Il rappelle le sort des femmes qui osent dénoncer les abus et les violences dont sont victimes les civils, a précisé Human Rights Watch, de même qu’il souligne l’urgence d’y mettre fin dans cet État divisé et gangrené par les milices. Cette militante de la cause féminine, 46 ans, a été abattue en plein jour, mardi à Benghazi, la principale ville de l’est du pays. Elle se trouvait au volant de sa voiture dans l’une des artères commerçantes de cette ville, berceau de la révolution de 2011 contre Mouammar Kadhafi et aujourd’hui bastion des autorités de l’Est du maréchal Khalifa Haftar, rival du gouvernement d’accord national (GNA), basé à Tripoli. Son meurtre est survenu la veille de l’annonce d’une importante percée dans les pourparlers entre ces deux autorités, près de trois semaines après la conclusion d’un cessez-le-feu.

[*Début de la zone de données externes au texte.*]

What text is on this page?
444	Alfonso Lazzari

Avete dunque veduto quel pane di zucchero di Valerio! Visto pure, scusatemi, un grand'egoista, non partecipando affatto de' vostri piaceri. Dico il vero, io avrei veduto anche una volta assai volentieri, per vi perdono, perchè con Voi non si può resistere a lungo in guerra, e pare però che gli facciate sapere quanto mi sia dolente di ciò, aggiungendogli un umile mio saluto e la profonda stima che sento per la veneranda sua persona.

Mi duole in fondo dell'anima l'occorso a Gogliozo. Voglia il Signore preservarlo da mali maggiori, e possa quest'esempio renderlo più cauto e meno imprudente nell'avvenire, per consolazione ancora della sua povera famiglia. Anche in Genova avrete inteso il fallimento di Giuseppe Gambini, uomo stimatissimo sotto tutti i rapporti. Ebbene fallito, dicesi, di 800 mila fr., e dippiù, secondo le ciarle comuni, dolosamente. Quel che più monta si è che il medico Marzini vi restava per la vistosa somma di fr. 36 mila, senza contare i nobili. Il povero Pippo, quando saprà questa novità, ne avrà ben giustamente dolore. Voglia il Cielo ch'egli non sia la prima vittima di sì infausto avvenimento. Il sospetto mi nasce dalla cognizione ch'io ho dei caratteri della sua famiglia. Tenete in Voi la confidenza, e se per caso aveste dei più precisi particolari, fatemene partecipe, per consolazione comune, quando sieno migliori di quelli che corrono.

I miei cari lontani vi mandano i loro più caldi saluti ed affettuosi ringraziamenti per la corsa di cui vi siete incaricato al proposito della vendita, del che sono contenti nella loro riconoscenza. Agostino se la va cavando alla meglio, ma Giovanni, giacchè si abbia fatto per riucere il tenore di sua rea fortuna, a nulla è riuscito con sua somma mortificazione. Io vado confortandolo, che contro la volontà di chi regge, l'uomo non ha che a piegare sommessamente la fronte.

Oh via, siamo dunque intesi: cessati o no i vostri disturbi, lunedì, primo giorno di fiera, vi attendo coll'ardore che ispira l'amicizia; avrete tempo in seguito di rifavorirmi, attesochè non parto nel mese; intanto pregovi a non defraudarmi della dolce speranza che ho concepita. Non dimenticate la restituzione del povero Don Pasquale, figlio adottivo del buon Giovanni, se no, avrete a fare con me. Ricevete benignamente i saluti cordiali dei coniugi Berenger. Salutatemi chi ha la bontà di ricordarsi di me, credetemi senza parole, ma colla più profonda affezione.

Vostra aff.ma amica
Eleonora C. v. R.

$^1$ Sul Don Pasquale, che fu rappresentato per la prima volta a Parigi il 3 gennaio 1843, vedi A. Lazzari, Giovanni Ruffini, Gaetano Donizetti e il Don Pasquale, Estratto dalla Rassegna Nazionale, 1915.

Connue pour ses prises de parole médiatiques, Hanane al Barassi dénonçait la corruption, les abus de pouvoir et les violences. Elle dirigeait une association de défense des femmes victimes d’abus, leur donnant la parole dans des vidéos qu’elle diffusait ensuite sur les réseaux sociaux. Elle n’hésitait pas à évoquer la responsabilité des groupes armés présents à Benghazi et liés à l’Armée nationale libyenne, la milice composite de Khalifa Haftar.

Des menaces de mort

Son meurtre semble directement lié à ses activités. "Quelques minutes auparavant, elle diffusait une vidéo en live sur Facebook", a déclaré une source sécuritaire de l’Est. Dans cette séquence postée sur sa page Facebook, l’avocate critiquait, assise dans une voiture face caméra, des groupes armés proches de Khalifa Haftar, se disant "menacée". Selon Amnesty International, elle et sa fille avaient reçu des menaces de mort.

La veille de sa mort, l’avocate avait publié en ligne une déclaration où elle promettait de divulguer une vidéo révélant la corruption dans la famille de Khalifa Haftar, mettant en cause le fils de l’homme fort de l’Est.